Although we would understand our chosen destination being picky about where we settle, and even imposing certain controls on how many of our like were admitted (or the duration of our stay). That is then what we could demand our leaders to do: accept as many immigrants as possible given the economic conditions of the country, clearly understanding who have come fleeing violence and strife, and have the intention to return, and who have fled lack of opportunity and poverty and are thus willing to work for a better life. Provide shelter and nourishment to the former, and a remunerated job (or the chance to legally find one with the full protection of current laws and statutes) to the latter. I can hear nativists (especially European ones, with unemployment figures in some countries approaching 50% of some segments of the population) yelling “we can not ensure a job for every local, how can we be expected to provide them for newcomers!” and even for regarding those asking only for temporary reprieve, “the whole country is full, we neither can nor want to house them for free in our midst, putting an additional strain in our public services!” Well, raise MY taxes then, as I would more gladly pay to provide a modicum of dignity to a fleeing Syrian (or Zambian, or Sudanese, or Myanmarian) than to pay for an additional first-class flight for an already too pampered local politician, but as the politician is unlikely to renounce his perks I understand more wealth would need to be extracted from me and the likes of me.

But of course, the first order of business should be to get the economy growing again, to actively pursue full employment so there is work not only for the locals, but also for whoever else may want to come and do it, as long as they conform to the law of the land. What I see is that the answer to the Great Moral Question can not be given in isolation, as the malaise that pushes so many working people to give the wrong answer (the morally wrong answer, the answer that disregards the moral worth of the huddled masses searching for a better life in our lands and has then to justify why they are somehow less deserving of our concern and less entitled to basic rights than we are) is caused mainly by the competition for scarce resources we have made them enter with the foreigners, a competition that does not affect those self-righteously trying to impose it on others. Give the whole of the population enough resources (good job opportunities, enough choice about where to live and who to surround themselves with, good schooling for their children, and affordable healthcare) and you will see how little racist and small-minded they turn out to be.

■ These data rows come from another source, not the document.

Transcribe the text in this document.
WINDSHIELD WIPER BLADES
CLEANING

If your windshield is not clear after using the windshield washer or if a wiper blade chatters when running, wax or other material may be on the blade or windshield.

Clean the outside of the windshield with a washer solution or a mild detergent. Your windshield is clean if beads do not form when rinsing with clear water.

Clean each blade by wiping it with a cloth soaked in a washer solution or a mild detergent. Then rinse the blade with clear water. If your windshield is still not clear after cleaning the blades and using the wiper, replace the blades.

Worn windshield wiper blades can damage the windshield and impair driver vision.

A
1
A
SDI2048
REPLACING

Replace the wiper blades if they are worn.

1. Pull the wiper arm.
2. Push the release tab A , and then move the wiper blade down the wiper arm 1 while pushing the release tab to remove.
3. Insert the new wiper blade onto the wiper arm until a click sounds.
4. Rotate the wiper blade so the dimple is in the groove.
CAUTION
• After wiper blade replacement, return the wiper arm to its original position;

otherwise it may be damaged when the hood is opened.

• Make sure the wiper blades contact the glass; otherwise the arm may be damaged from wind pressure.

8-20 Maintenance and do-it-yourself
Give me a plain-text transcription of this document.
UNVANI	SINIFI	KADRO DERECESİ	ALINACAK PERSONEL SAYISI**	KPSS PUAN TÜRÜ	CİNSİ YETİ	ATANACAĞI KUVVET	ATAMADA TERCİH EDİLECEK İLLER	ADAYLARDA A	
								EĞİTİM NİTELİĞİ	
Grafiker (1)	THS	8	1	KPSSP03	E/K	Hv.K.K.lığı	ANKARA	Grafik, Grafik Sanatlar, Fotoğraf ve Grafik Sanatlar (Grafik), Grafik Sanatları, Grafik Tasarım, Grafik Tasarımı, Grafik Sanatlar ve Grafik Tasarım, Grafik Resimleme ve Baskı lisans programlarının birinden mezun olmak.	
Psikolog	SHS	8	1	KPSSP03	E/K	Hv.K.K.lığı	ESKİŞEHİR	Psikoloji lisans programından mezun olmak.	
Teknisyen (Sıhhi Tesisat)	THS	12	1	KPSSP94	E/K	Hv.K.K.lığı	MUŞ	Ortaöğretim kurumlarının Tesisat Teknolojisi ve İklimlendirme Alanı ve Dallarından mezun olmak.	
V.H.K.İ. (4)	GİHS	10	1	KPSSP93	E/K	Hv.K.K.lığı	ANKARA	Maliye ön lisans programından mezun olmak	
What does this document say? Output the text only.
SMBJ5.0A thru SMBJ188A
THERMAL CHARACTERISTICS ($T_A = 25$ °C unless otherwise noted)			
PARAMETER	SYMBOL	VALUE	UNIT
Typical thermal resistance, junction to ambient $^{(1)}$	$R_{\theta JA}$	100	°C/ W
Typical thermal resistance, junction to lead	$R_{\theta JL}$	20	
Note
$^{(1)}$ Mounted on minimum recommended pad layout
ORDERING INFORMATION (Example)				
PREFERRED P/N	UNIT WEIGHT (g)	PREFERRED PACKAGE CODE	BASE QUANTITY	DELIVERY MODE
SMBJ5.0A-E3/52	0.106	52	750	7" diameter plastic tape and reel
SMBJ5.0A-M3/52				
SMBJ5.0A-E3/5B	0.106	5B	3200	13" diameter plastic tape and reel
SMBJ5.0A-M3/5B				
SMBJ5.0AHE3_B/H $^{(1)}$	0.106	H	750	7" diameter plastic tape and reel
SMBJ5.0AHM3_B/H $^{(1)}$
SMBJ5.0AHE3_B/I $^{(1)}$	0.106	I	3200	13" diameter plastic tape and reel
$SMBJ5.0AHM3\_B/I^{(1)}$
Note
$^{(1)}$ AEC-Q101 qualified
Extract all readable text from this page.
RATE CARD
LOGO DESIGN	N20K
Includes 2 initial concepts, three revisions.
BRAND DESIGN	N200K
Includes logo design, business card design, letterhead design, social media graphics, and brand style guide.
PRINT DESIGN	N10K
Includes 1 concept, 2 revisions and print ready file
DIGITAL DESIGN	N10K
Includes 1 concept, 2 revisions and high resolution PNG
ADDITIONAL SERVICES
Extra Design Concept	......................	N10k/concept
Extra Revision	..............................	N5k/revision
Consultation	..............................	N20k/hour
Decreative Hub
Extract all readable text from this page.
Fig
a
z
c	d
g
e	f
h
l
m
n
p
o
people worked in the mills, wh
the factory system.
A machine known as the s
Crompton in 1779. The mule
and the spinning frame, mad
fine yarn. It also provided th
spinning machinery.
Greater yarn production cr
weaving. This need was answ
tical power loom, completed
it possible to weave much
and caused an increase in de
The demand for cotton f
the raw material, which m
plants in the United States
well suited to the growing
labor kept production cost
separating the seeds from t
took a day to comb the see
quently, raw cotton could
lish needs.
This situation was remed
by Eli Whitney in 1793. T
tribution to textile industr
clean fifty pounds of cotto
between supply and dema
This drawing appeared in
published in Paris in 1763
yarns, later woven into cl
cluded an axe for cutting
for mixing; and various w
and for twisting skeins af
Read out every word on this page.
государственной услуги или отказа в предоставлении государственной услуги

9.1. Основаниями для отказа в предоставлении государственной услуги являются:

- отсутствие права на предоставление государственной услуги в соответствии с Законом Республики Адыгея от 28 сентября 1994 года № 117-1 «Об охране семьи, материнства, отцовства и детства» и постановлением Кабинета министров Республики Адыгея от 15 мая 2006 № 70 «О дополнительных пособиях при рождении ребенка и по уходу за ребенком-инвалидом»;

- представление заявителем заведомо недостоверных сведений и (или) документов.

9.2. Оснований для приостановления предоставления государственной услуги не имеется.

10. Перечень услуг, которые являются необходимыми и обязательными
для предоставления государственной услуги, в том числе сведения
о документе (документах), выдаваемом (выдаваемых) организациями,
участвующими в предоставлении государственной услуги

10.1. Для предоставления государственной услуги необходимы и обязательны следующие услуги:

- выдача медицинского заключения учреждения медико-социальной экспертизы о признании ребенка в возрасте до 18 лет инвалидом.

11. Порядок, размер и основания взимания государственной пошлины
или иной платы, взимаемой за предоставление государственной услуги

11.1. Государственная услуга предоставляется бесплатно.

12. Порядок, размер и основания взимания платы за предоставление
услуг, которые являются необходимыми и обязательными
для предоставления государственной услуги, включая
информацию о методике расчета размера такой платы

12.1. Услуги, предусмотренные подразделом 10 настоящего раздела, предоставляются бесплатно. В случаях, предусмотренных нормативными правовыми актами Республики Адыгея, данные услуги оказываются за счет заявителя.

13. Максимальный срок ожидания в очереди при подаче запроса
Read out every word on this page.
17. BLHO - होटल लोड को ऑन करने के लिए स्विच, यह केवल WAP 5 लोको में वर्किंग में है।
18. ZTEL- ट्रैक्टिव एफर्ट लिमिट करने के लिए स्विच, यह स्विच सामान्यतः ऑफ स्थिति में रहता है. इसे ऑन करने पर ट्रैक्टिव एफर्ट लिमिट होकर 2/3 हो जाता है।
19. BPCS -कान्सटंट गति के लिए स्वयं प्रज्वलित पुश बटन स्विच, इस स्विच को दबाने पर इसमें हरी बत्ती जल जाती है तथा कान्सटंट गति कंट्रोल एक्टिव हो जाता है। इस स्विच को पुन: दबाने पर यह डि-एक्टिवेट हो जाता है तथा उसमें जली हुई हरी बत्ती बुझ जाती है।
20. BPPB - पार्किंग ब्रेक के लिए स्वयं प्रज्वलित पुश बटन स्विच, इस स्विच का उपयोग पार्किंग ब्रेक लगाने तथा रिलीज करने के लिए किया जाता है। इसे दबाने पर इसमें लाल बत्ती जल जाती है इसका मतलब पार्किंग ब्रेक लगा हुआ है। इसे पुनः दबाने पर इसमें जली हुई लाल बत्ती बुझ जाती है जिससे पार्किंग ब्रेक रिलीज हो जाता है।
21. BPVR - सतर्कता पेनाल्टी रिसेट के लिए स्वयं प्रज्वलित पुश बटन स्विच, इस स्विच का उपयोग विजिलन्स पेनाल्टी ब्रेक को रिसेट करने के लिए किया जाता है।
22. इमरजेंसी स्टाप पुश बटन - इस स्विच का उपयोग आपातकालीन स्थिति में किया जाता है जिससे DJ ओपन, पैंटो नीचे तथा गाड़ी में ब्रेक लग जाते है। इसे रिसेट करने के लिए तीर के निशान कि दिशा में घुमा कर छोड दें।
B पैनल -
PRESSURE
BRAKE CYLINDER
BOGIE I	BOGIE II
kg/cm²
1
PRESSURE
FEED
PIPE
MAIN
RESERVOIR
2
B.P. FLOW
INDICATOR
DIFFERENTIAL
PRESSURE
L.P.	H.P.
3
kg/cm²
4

Easier said than done, I know, as the two motors that have kept the European (and American, and Australian, and Japanese, and Korean) economy growing, demographic growth and technological innovation, are gone for good, and of the two alternative strategies that have been postulated to substitute for them one has been tried and found wanting (monetary loosening) and the other (expansion of public investment), although not as much tried as Keynesians would like, is not likely to produce any result at all (for reasons I explored here: man, are we screwed!). What are we supposed to then? Abdicate our responsibilities, as so many between us are doing? Pronounce it an unsolvable conundrum, a terrible mess, and just throw our arms up in the air? No, never, as that only hastens the societal collapse I already identified as the unavoidable consequence of our civilizational model having reached its terminal phase. But the alternatives are hefty enough as to merit a post of their own in the near future.